There are a few things you should know about my Sportsman of the Year. He accepted some free meals while he competed. He let strangers and corporate sponsors give him gifts. He admits he did not achieve his goal.
He also rode his bicycle from Maine to California through the worst winter in memory, despite having both legs amputated, just to raise money for charity.
So, you know, perhaps you can overlook that other stuff.
Rob Jones set out to raise $1 million for charities that support injured veterans. Jones is an injured veteran himself -- he lost his leg after an IED exploded in Afghanistan -- but none of the money was for him. The impulse that caused him to join the Marines still runs through him. He lives to help others. He raised more than $120,000, which is not a million, but it’s a hell of a lot more than he would have raised if he had sat on his couch feeling sorry for himself.
“I picked a million dollars just because it was a big round number,” he says. “I didn’t get close to a million but I’m really happy.”
There are many ways to cross the United States on a bike, and none qualifies as easy, but Jones chose a particularly hard one: From Maine to San Francisco and then down to San Diego, most of it through the coldest winter in memory. It was so cold last winter that icicles wore mittens. Jones may be the only American who looks back and says, “It wasn’t as cold as I was expecting.”
Sure, his bike hit black ice in the Ozark Mountains during one polar vortex, losing traction and sending him flying, but he points out that kind of thing “only happened a couple of times.” He cycled 5,181 miles, twice what it would take to go from, say, Savannah to Los Angeles.
Like a true sportsman, Jones was meticulous about doing this right. At the end of a day’s ride, Jones would mark the spot where he stopped cycling, then go back there the next day. You know, he probably could have skipped a few hundred yards here or there. People would have given him a pass. But he was like an amateur golfer whose ball was sitting against a tree root. Maybe nobody else would know if he cheated. But he would.

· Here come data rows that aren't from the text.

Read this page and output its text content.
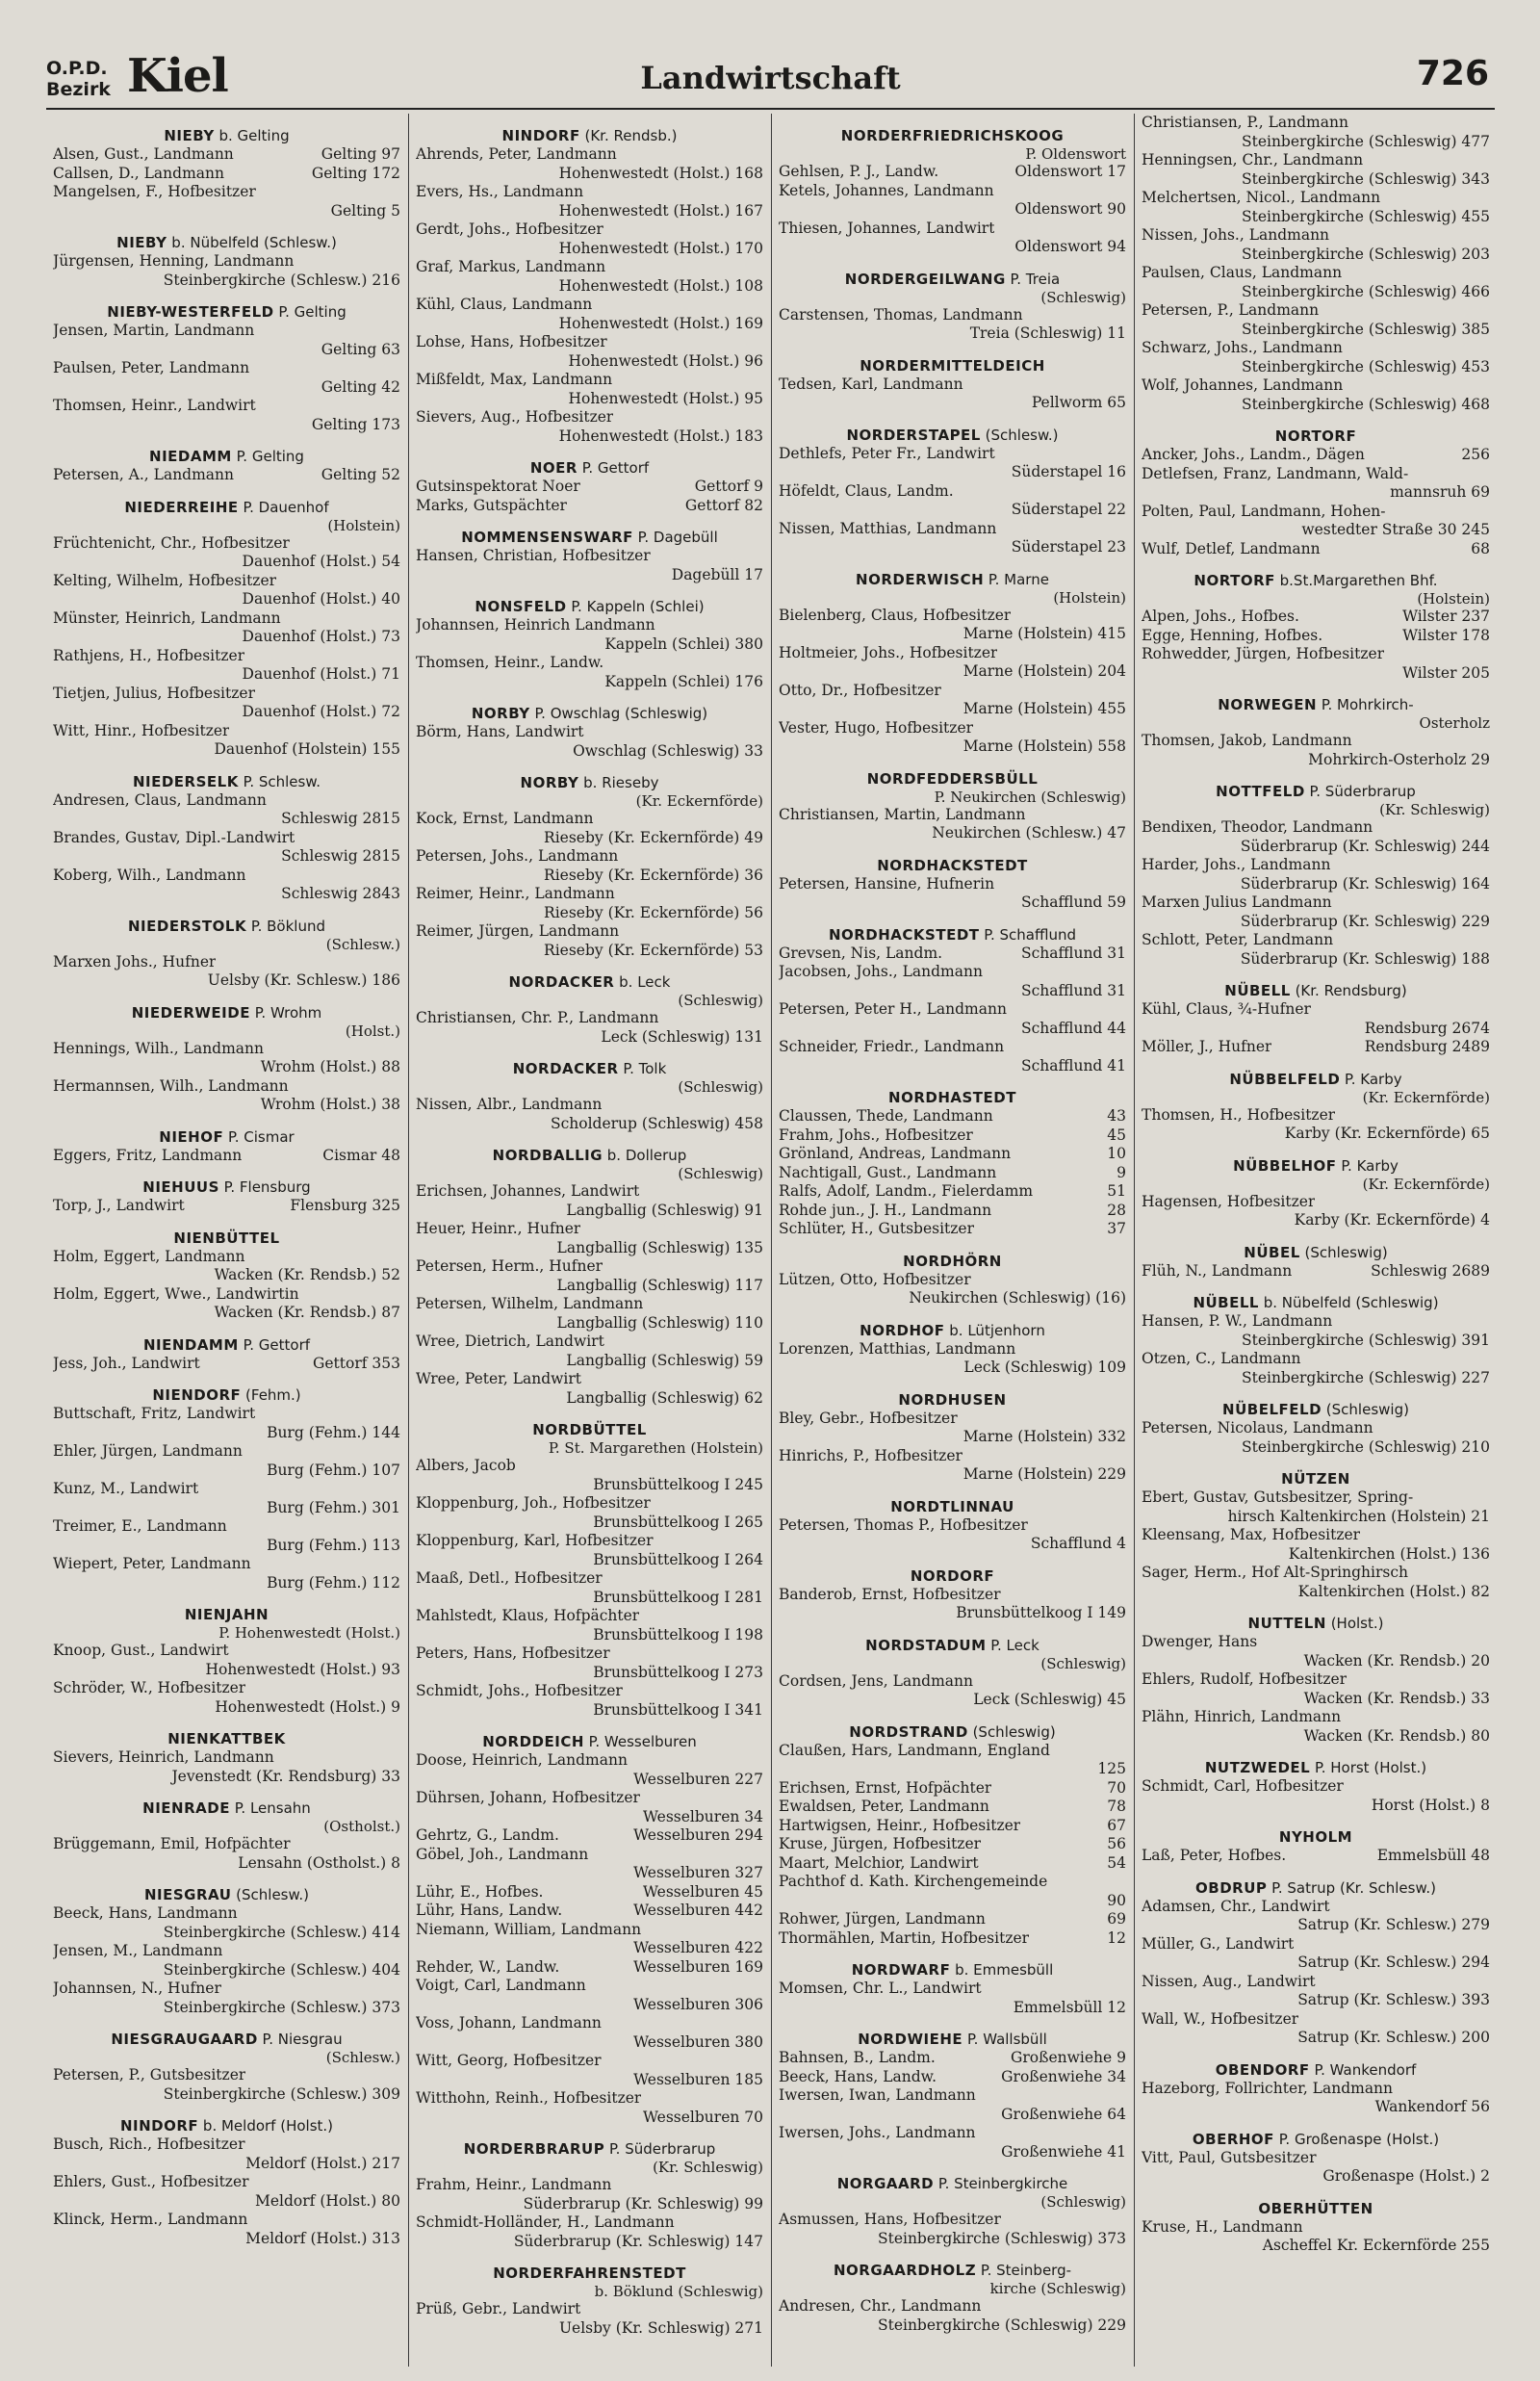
O.P.D.
Bezirk Kiel	Landwirtschaft	726
NIEBY b. Gelting
Alsen, Gust., Landmann	Gelting 97
Callsen, D., Landmann	Gelting 172
Mangelsen, F., Hofbesitzer
Gelting 5
NIEBY b. Nübelfeld (Schlesw.)
Jürgensen, Henning, Landmann
Steinbergkirche (Schlesw.) 216
NIEBY-WESTERFELD P. Gelting
Jensen, Martin, Landmann
Gelting 63
Paulsen, Peter, Landmann
Gelting 42
Thomsen, Heinr., Landwirt
Gelting 173
NIEDAMM P. Gelting
Petersen, A., Landmann	Gelting 52
NIEDERREIHE P. Dauenhof
(Holstein)
Früchtenicht, Chr., Hofbesitzer
Dauenhof (Holst.) 54
Kelting, Wilhelm, Hofbesitzer
Dauenhof (Holst.) 40
Münster, Heinrich, Landmann
Dauenhof (Holst.) 73
Rathjens, H., Hofbesitzer
Dauenhof (Holst.) 71
Tietjen, Julius, Hofbesitzer
Dauenhof (Holst.) 72
Witt, Hinr., Hofbesitzer
Dauenhof (Holstein) 155
NIEDERSELK P. Schlesw.
Andresen, Claus, Landmann
Schleswig 2815
Brandes, Gustav, Dipl.-Landwirt
Schleswig 2815
Koberg, Wilh., Landmann
Schleswig 2843
NIEDERSTOLK P. Böklund
(Schlesw.)
Marxen Johs., Hufner
Uelsby (Kr. Schlesw.) 186
NIEDERWEIDE P. Wrohm
(Holst.)
Hennings, Wilh., Landmann
Wrohm (Holst.) 88
Hermannsen, Wilh., Landmann
Wrohm (Holst.) 38
NIEHOF P. Cismar
Eggers, Fritz, Landmann	Cismar 48
NIEHUUS P. Flensburg
Torp, J., Landwirt	Flensburg 325
NIENBÜTTEL
Holm, Eggert, Landmann
Wacken (Kr. Rendsb.) 52
Holm, Eggert, Wwe., Landwirtin
Wacken (Kr. Rendsb.) 87
NIENDAMM P. Gettorf
Jess, Joh., Landwirt	Gettorf 353
NIENDORF (Fehm.)
Buttschaft, Fritz, Landwirt
Burg (Fehm.) 144
Ehler, Jürgen, Landmann
Burg (Fehm.) 107
Kunz, M., Landwirt
Burg (Fehm.) 301
Treimer, E., Landmann
Burg (Fehm.) 113
Wiepert, Peter, Landmann
Burg (Fehm.) 112
NIENJAHN
P. Hohenwestedt (Holst.)
Knoop, Gust., Landwirt
Hohenwestedt (Holst.) 93
Schröder, W., Hofbesitzer
Hohenwestedt (Holst.) 9
NIENKATTBEK
Sievers, Heinrich, Landmann
Jevenstedt (Kr. Rendsburg) 33
NIENRADE P. Lensahn
(Ostholst.)
Brüggemann, Emil, Hofpächter
Lensahn (Ostholst.) 8
NIESGRAU (Schlesw.)
Beeck, Hans, Landmann
Steinbergkirche (Schlesw.) 414
Jensen, M., Landmann
Steinbergkirche (Schlesw.) 404
Johannsen, N., Hufner
Steinbergkirche (Schlesw.) 373
NIESGRAUGAARD P. Niesgrau
(Schlesw.)
Petersen, P., Gutsbesitzer
Steinbergkirche (Schlesw.) 309
NINDORF b. Meldorf (Holst.)
Busch, Rich., Hofbesitzer
Meldorf (Holst.) 217
Ehlers, Gust., Hofbesitzer
Meldorf (Holst.) 80
Klinck, Herm., Landmann
Meldorf (Holst.) 313
NINDORF (Kr. Rendsb.)
Ahrends, Peter, Landmann
Hohenwestedt (Holst.) 168
Evers, Hs., Landmann
Hohenwestedt (Holst.) 167
Gerdt, Johs., Hofbesitzer
Hohenwestedt (Holst.) 170
Graf, Markus, Landmann
Hohenwestedt (Holst.) 108
Kühl, Claus, Landmann
Hohenwestedt (Holst.) 169
Lohse, Hans, Hofbesitzer
Hohenwestedt (Holst.) 96
Mißfeldt, Max, Landmann
Hohenwestedt (Holst.) 95
Sievers, Aug., Hofbesitzer
Hohenwestedt (Holst.) 183
NOER P. Gettorf
Gutsinspektorat Noer	Gettorf 9
Marks, Gutspächter	Gettorf 82
NOMMENSENSWARF P. Dagebüll
Hansen, Christian, Hofbesitzer
Dagebüll 17
NONSFELD P. Kappeln (Schlei)
Johannsen, Heinrich Landmann
Kappeln (Schlei) 380
Thomsen, Heinr., Landw.
Kappeln (Schlei) 176
NORBY P. Owschlag (Schleswig)
Börm, Hans, Landwirt
Owschlag (Schleswig) 33
NORBY b. Rieseby
(Kr. Eckernförde)
Kock, Ernst, Landmann
Rieseby (Kr. Eckernförde) 49
Petersen, Johs., Landmann
Rieseby (Kr. Eckernförde) 36
Reimer, Heinr., Landmann
Rieseby (Kr. Eckernförde) 56
Reimer, Jürgen, Landmann
Rieseby (Kr. Eckernförde) 53
NORDACKER b. Leck
(Schleswig)
Christiansen, Chr. P., Landmann
Leck (Schleswig) 131
NORDACKER P. Tolk
(Schleswig)
Nissen, Albr., Landmann
Scholderup (Schleswig) 458
NORDBALLIG b. Dollerup
(Schleswig)
Erichsen, Johannes, Landwirt
Langballig (Schleswig) 91
Heuer, Heinr., Hufner
Langballig (Schleswig) 135
Petersen, Herm., Hufner
Langballig (Schleswig) 117
Petersen, Wilhelm, Landmann
Langballig (Schleswig) 110
Wree, Dietrich, Landwirt
Langballig (Schleswig) 59
Wree, Peter, Landwirt
Langballig (Schleswig) 62
NORDBÜTTEL
P. St. Margarethen (Holstein)
Albers, Jacob
Brunsbüttelkoog I 245
Kloppenburg, Joh., Hofbesitzer
Brunsbüttelkoog I 265
Kloppenburg, Karl, Hofbesitzer
Brunsbüttelkoog I 264
Maaß, Detl., Hofbesitzer
Brunsbüttelkoog I 281
Mahlstedt, Klaus, Hofpächter
Brunsbüttelkoog I 198
Peters, Hans, Hofbesitzer
Brunsbüttelkoog I 273
Schmidt, Johs., Hofbesitzer
Brunsbüttelkoog I 341
NORDDEICH P. Wesselburen
Doose, Heinrich, Landmann
Wesselburen 227
Dührsen, Johann, Hofbesitzer
Wesselburen 34
Gehrtz, G., Landm.	Wesselburen 294
Göbel, Joh., Landmann
Wesselburen 327
Lühr, E., Hofbes.	Wesselburen 45
Lühr, Hans, Landw.	Wesselburen 442
Niemann, William, Landmann
Wesselburen 422
Rehder, W., Landw.	Wesselburen 169
Voigt, Carl, Landmann
Wesselburen 306
Voss, Johann, Landmann
Wesselburen 380
Witt, Georg, Hofbesitzer
Wesselburen 185
Witthohn, Reinh., Hofbesitzer
Wesselburen 70
NORDERBRARUP P. Süderbrarup
(Kr. Schleswig)
Frahm, Heinr., Landmann
Süderbrarup (Kr. Schleswig) 99
Schmidt-Holländer, H., Landmann
Süderbrarup (Kr. Schleswig) 147
NORDERFAHRENSTEDT
b. Böklund (Schleswig)
Prüß, Gebr., Landwirt
Uelsby (Kr. Schleswig) 271
NORDERFRIEDRICHSKOOG
P. Oldenswort
Gehlsen, P. J., Landw.	Oldenswort 17
Ketels, Johannes, Landmann
Oldenswort 90
Thiesen, Johannes, Landwirt
Oldenswort 94
NORDERGEILWANG P. Treia
(Schleswig)
Carstensen, Thomas, Landmann
Treia (Schleswig) 11
NORDERMITTELDEICH
Tedsen, Karl, Landmann
Pellworm 65
NORDERSTAPEL (Schlesw.)
Dethlefs, Peter Fr., Landwirt
Süderstapel 16
Höfeldt, Claus, Landm.
Süderstapel 22
Nissen, Matthias, Landmann
Süderstapel 23
NORDERWISCH P. Marne
(Holstein)
Bielenberg, Claus, Hofbesitzer
Marne (Holstein) 415
Holtmeier, Johs., Hofbesitzer
Marne (Holstein) 204
Otto, Dr., Hofbesitzer
Marne (Holstein) 455
Vester, Hugo, Hofbesitzer
Marne (Holstein) 558
NORDFEDDERSBÜLL
P. Neukirchen (Schleswig)
Christiansen, Martin, Landmann
Neukirchen (Schlesw.) 47
NORDHACKSTEDT
Petersen, Hansine, Hufnerin
Schafflund 59
NORDHACKSTEDT P. Schafflund
Grevsen, Nis, Landm.	Schafflund 31
Jacobsen, Johs., Landmann
Schafflund 31
Petersen, Peter H., Landmann
Schafflund 44
Schneider, Friedr., Landmann
Schafflund 41
NORDHASTEDT
Claussen, Thede, Landmann	43
Frahm, Johs., Hofbesitzer	45
Grönland, Andreas, Landmann	10
Nachtigall, Gust., Landmann	9
Ralfs, Adolf, Landm., Fielerdamm	51
Rohde jun., J. H., Landmann	28
Schlüter, H., Gutsbesitzer	37
NORDHÖRN
Lützen, Otto, Hofbesitzer
Neukirchen (Schleswig) (16)
NORDHOF b. Lütjenhorn
Lorenzen, Matthias, Landmann
Leck (Schleswig) 109
NORDHUSEN
Bley, Gebr., Hofbesitzer
Marne (Holstein) 332
Hinrichs, P., Hofbesitzer
Marne (Holstein) 229
NORDTLINNAU
Petersen, Thomas P., Hofbesitzer
Schafflund 4
NORDORF
Banderob, Ernst, Hofbesitzer
Brunsbüttelkoog I 149
NORDSTADUM P. Leck
(Schleswig)
Cordsen, Jens, Landmann
Leck (Schleswig) 45
NORDSTRAND (Schleswig)
Claußen, Hars, Landmann, England
125
Erichsen, Ernst, Hofpächter	70
Ewaldsen, Peter, Landmann	78
Hartwigsen, Heinr., Hofbesitzer	67
Kruse, Jürgen, Hofbesitzer	56
Maart, Melchior, Landwirt	54
Pachthof d. Kath. Kirchengemeinde
90
Rohwer, Jürgen, Landmann	69
Thormählen, Martin, Hofbesitzer	12
NORDWARF b. Emmesbüll
Momsen, Chr. L., Landwirt
Emmelsbüll 12
NORDWIEHE P. Wallsbüll
Bahnsen, B., Landm.	Großenwiehe 9
Beeck, Hans, Landw.	Großenwiehe 34
Iwersen, Iwan, Landmann
Großenwiehe 64
Iwersen, Johs., Landmann
Großenwiehe 41
NORGAARD P. Steinbergkirche
(Schleswig)
Asmussen, Hans, Hofbesitzer
Steinbergkirche (Schleswig) 373
NORGAARDHOLZ P. Steinberg-
kirche (Schleswig)
Andresen, Chr., Landmann
Steinbergkirche (Schleswig) 229
Christiansen, P., Landmann
Steinbergkirche (Schleswig) 477
Henningsen, Chr., Landmann
Steinbergkirche (Schleswig) 343
Melchertsen, Nicol., Landmann
Steinbergkirche (Schleswig) 455
Nissen, Johs., Landmann
Steinbergkirche (Schleswig) 203
Paulsen, Claus, Landmann
Steinbergkirche (Schleswig) 466
Petersen, P., Landmann
Steinbergkirche (Schleswig) 385
Schwarz, Johs., Landmann
Steinbergkirche (Schleswig) 453
Wolf, Johannes, Landmann
Steinbergkirche (Schleswig) 468
NORTORF
Ancker, Johs., Landm., Dägen	256
Detlefsen, Franz, Landmann, Wald-
mannsruh 69
Polten, Paul, Landmann, Hohen-
westedter Straße 30 245
Wulf, Detlef, Landmann	68
NORTORF b.St.Margarethen Bhf.
(Holstein)
Alpen, Johs., Hofbes.	Wilster 237
Egge, Henning, Hofbes.	Wilster 178
Rohwedder, Jürgen, Hofbesitzer
Wilster 205
NORWEGEN P. Mohrkirch-
Osterholz
Thomsen, Jakob, Landmann
Mohrkirch-Osterholz 29
NOTTFELD P. Süderbrarup
(Kr. Schleswig)
Bendixen, Theodor, Landmann
Süderbrarup (Kr. Schleswig) 244
Harder, Johs., Landmann
Süderbrarup (Kr. Schleswig) 164
Marxen Julius Landmann
Süderbrarup (Kr. Schleswig) 229
Schlott, Peter, Landmann
Süderbrarup (Kr. Schleswig) 188
NÜBELL (Kr. Rendsburg)
Kühl, Claus, ¾-Hufner
Rendsburg 2674
Möller, J., Hufner	Rendsburg 2489
NÜBBELFELD P. Karby
(Kr. Eckernförde)
Thomsen, H., Hofbesitzer
Karby (Kr. Eckernförde) 65
NÜBBELHOF P. Karby
(Kr. Eckernförde)
Hagensen, Hofbesitzer
Karby (Kr. Eckernförde) 4
NÜBEL (Schleswig)
Flüh, N., Landmann	Schleswig 2689
NÜBELL b. Nübelfeld (Schleswig)
Hansen, P. W., Landmann
Steinbergkirche (Schleswig) 391
Otzen, C., Landmann
Steinbergkirche (Schleswig) 227
NÜBELFELD (Schleswig)
Petersen, Nicolaus, Landmann
Steinbergkirche (Schleswig) 210
NÜTZEN
Ebert, Gustav, Gutsbesitzer, Spring-
hirsch Kaltenkirchen (Holstein) 21
Kleensang, Max, Hofbesitzer
Kaltenkirchen (Holst.) 136
Sager, Herm., Hof Alt-Springhirsch
Kaltenkirchen (Holst.) 82
NUTTELN (Holst.)
Dwenger, Hans
Wacken (Kr. Rendsb.) 20
Ehlers, Rudolf, Hofbesitzer
Wacken (Kr. Rendsb.) 33
Plähn, Hinrich, Landmann
Wacken (Kr. Rendsb.) 80
NUTZWEDEL P. Horst (Holst.)
Schmidt, Carl, Hofbesitzer
Horst (Holst.) 8
NYHOLM
Laß, Peter, Hofbes.	Emmelsbüll 48
OBDRUP P. Satrup (Kr. Schlesw.)
Adamsen, Chr., Landwirt
Satrup (Kr. Schlesw.) 279
Müller, G., Landwirt
Satrup (Kr. Schlesw.) 294
Nissen, Aug., Landwirt
Satrup (Kr. Schlesw.) 393
Wall, W., Hofbesitzer
Satrup (Kr. Schlesw.) 200
OBENDORF P. Wankendorf
Hazeborg, Follrichter, Landmann
Wankendorf 56
OBERHOF P. Großenaspe (Holst.)
Vitt, Paul, Gutsbesitzer
Großenaspe (Holst.) 2
OBERHÜTTEN
Kruse, H., Landmann
Ascheffel Kr. Eckernförde 255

A publicist would call ahead to get him free hotel rooms and generate media attention, all to help the cause. Three hotel chains -- IHG, Choice Hotels and Doubletree -- gave him free hotel points to use on his journey. Strangers would cheer him on and buy him meals. Sometimes he would have a police or motorcycle escort, and in Nevada, a dog ran next to him for a mile. But the work, he did himself.
“It was about as hard as I thought it would be,” he says. “It’s a little hillier than I thought, I was expecting the midwest states to be a little flatter. I predicted it would take me six months and it did.”
Jones is often asked what he learned. The answer: Not much.
“It reaffirmed things that I already knew,” he says. “I knew I could set a goal for myself and achieve it by working towards it every day. It reaffirmed that for me. It reaffirmed how supportive Americans are of each other, how patriotic and how generous.”
Jones didn’t ride to learn something about himself. He rode because he had already learned so much. Another cyclist, now disgraced, once said it’s not about the bike. Apparently, it’s not about the legs, either. It’s about pushing yourself to do what you believe you can, because you can, and because it can bring joy to somebody else. And isn’t that the essence of sports?